Initiales de Chantal Dupuy, éditions Voix d’encre

Chantal Dupuy, Initiales
éditions Voix d’encre, 2000

Ce bel objet d’édition offre sur 80 pages une cinquantaine de textes entrecroisés de vingt reproductions d’encres de Michèle Dadolle. Il s’ouvre sur une citation de Jean Sulivan qui donnait à lire entre autres Car je t’aime, ô Éternité (chez Gallimard, en 1966). « Nous sommes absents de notre propre mort, nous ne l’espérimentons qu’en autrui. » Voilà une maxime qu’on croirait tirée d’un livre de Blanchot, comme quoi la pensée la plus singulière n’est jamais aussi solitaire qu’on voudrait le faire accroire. Une telle maxime est propre en tout cas à ouvrir l’appétit. La réflexion de Chantal Dupuy ne manque pas d’y pourvoir par toute une série d’interrogations qui sont autant d’apories :

Quelle part de notre mort
demeure
dans la mort des autres ?

L’ouvrage offre une descente au puits du chagrin, sans une larme. En des touches presque toujours brèves, l’enfance est revisitée et, à travers elle aux pieds du père, une histoire fondatrice que Chantal Dupuy élève à la hauteur d’un mythe en fragments.

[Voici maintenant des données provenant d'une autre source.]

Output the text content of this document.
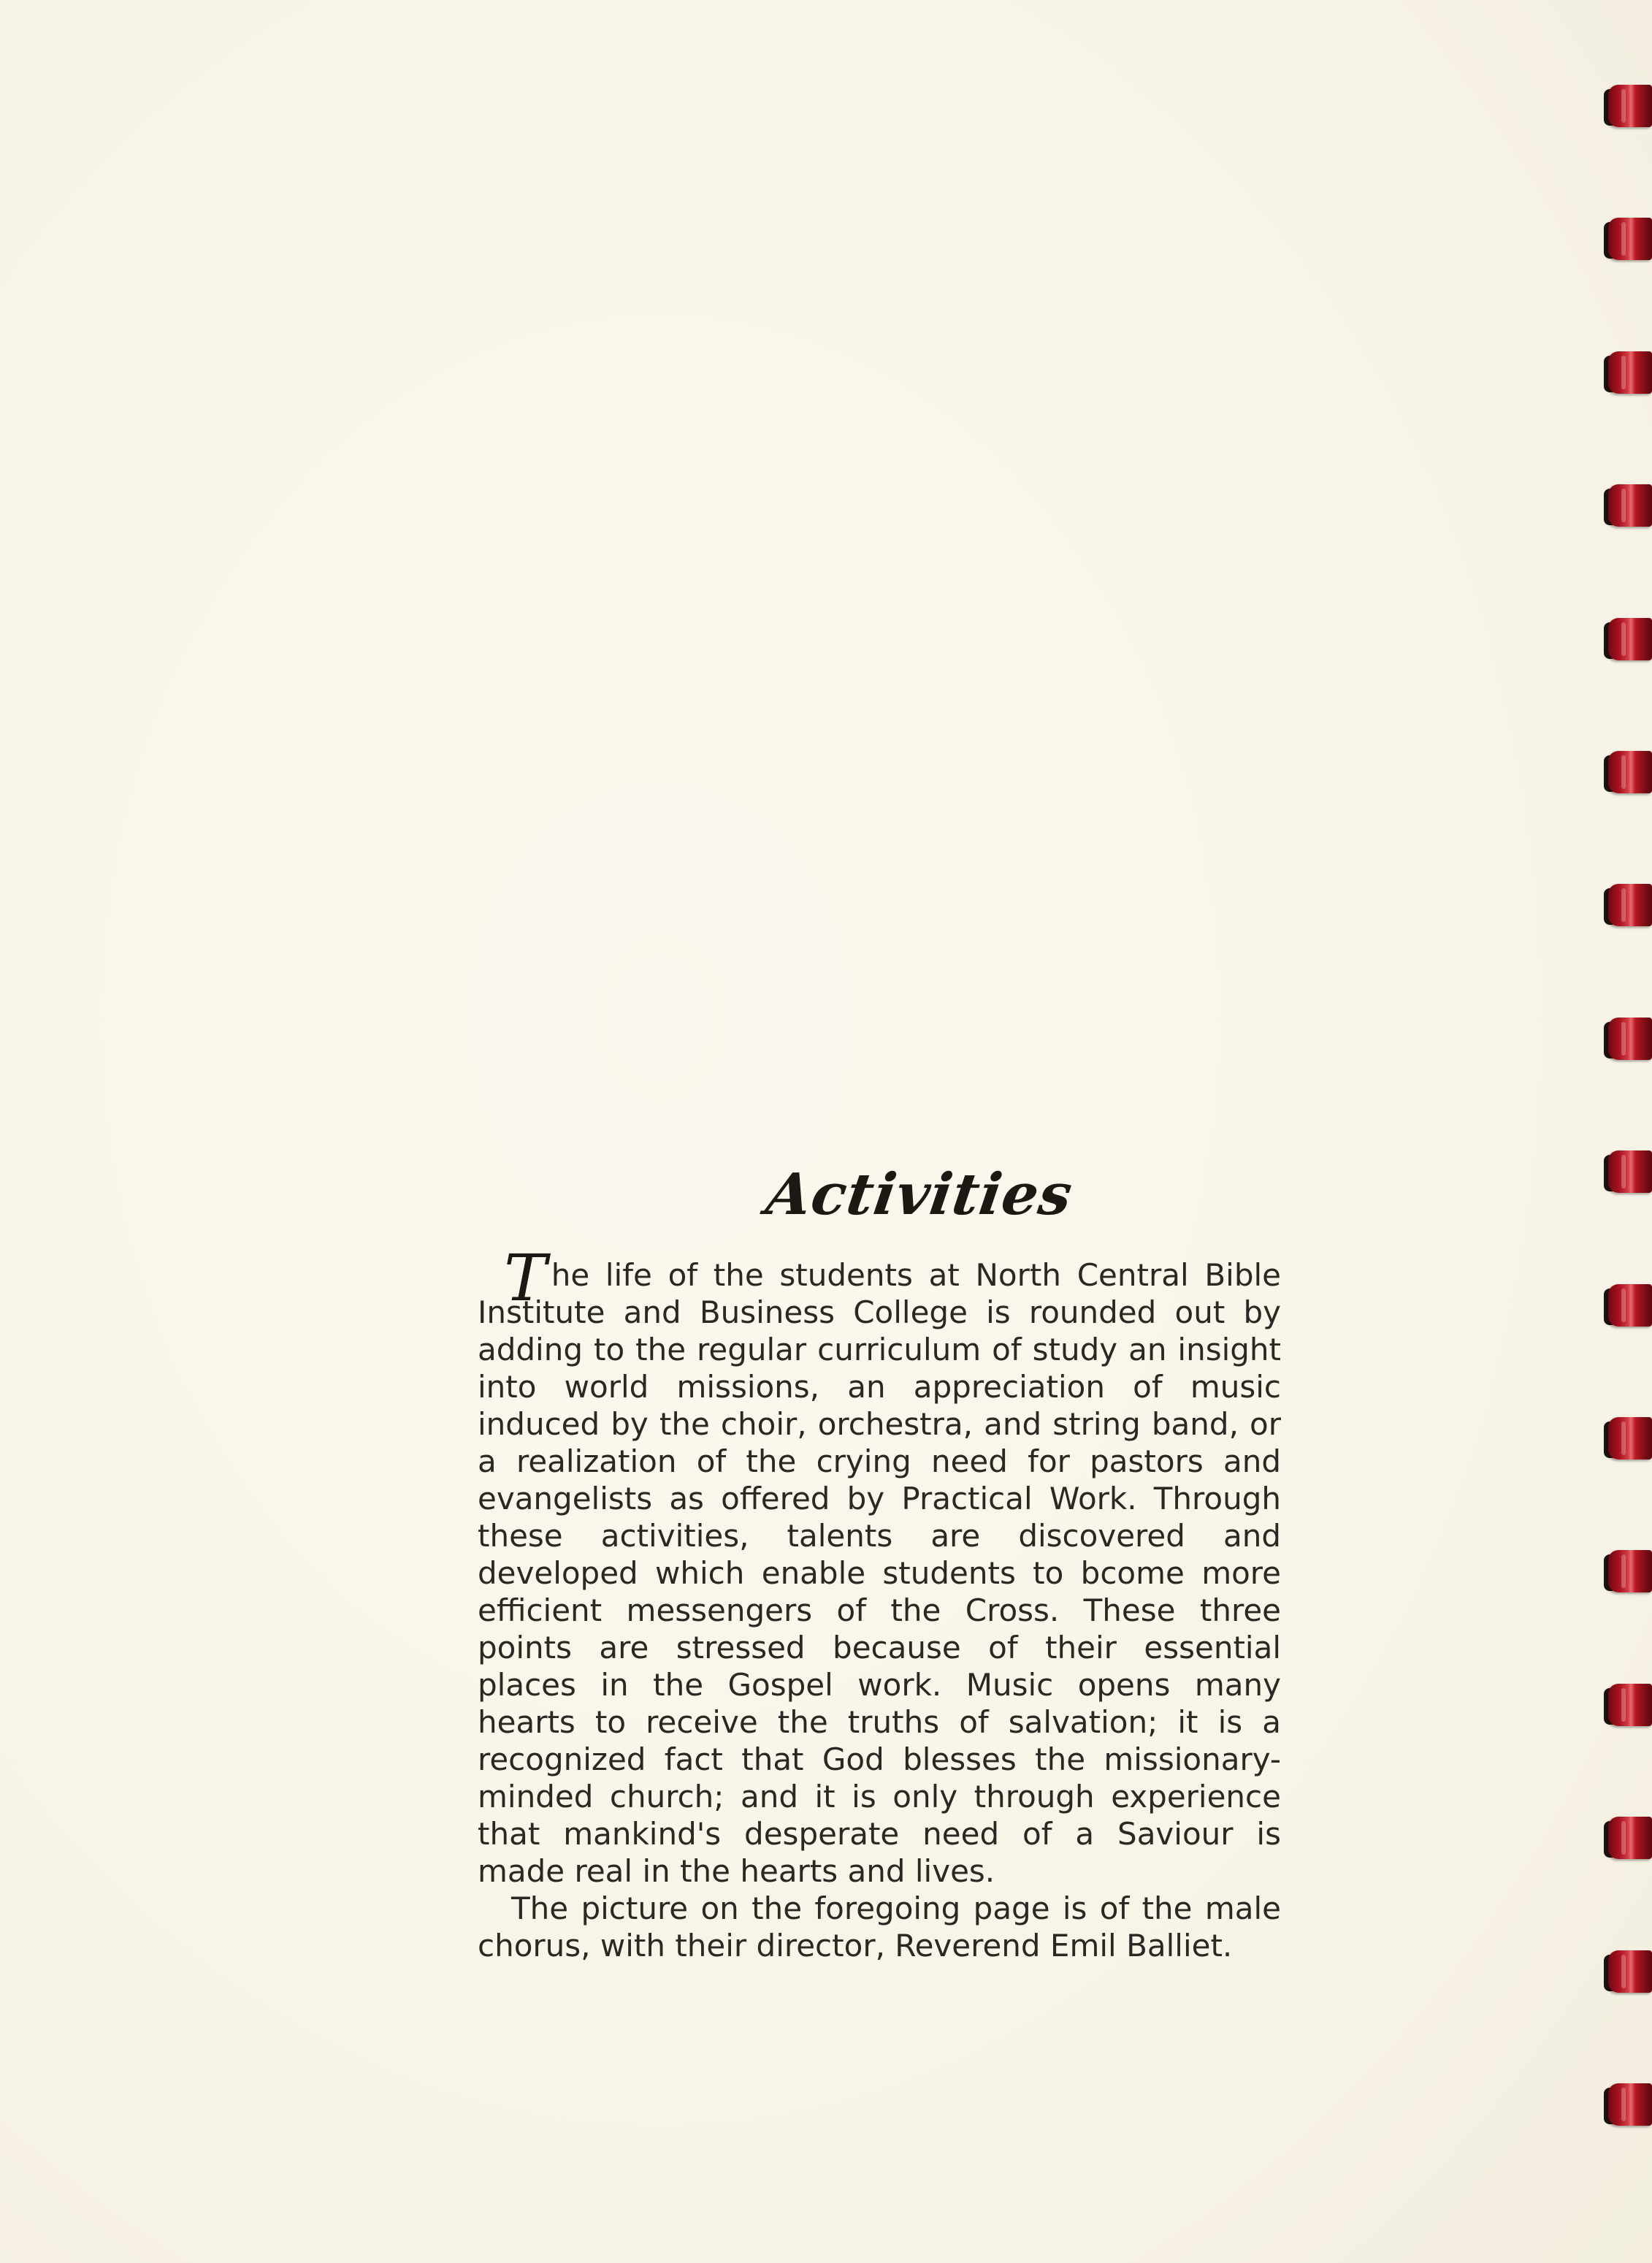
Activities

The life of the students at North Central Bible Institute and Business College is rounded out by adding to the regular curriculum of study an insight into world missions, an appreciation of music induced by the choir, orchestra, and string band, or a realization of the crying need for pastors and evangelists as offered by Practical Work. Through these activities, talents are discovered and developed which enable students to bcome more efficient messengers of the Cross. These three points are stressed because of their essential places in the Gospel work. Music opens many hearts to receive the truths of salvation; it is a recognized fact that God blesses the missionary-minded church; and it is only through experience that mankind's desperate need of a Saviour is made real in the hearts and lives.

The picture on the foregoing page is of the male chorus, with their director, Reverend Emil Balliet.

Elle parle en créant un mot-valise réussi de l’ensilencement noir / qui enchâsse les mots. Plus loin elle avance que « la mort seule génère la création ». Montaigne faisait prospérer une semblable découverte dans les deux domaines de la genèse et des équilibres planétaires. La modestie de Chantal Dupuy la conduit à sonder le langage en psychologue et en poète. C’est un bonheur. Elle réinsuffle la vie à des cendres. Avec ce beau recueil, elle emplit davantage que ses Initiales, comme deux roses éclairent une pièce.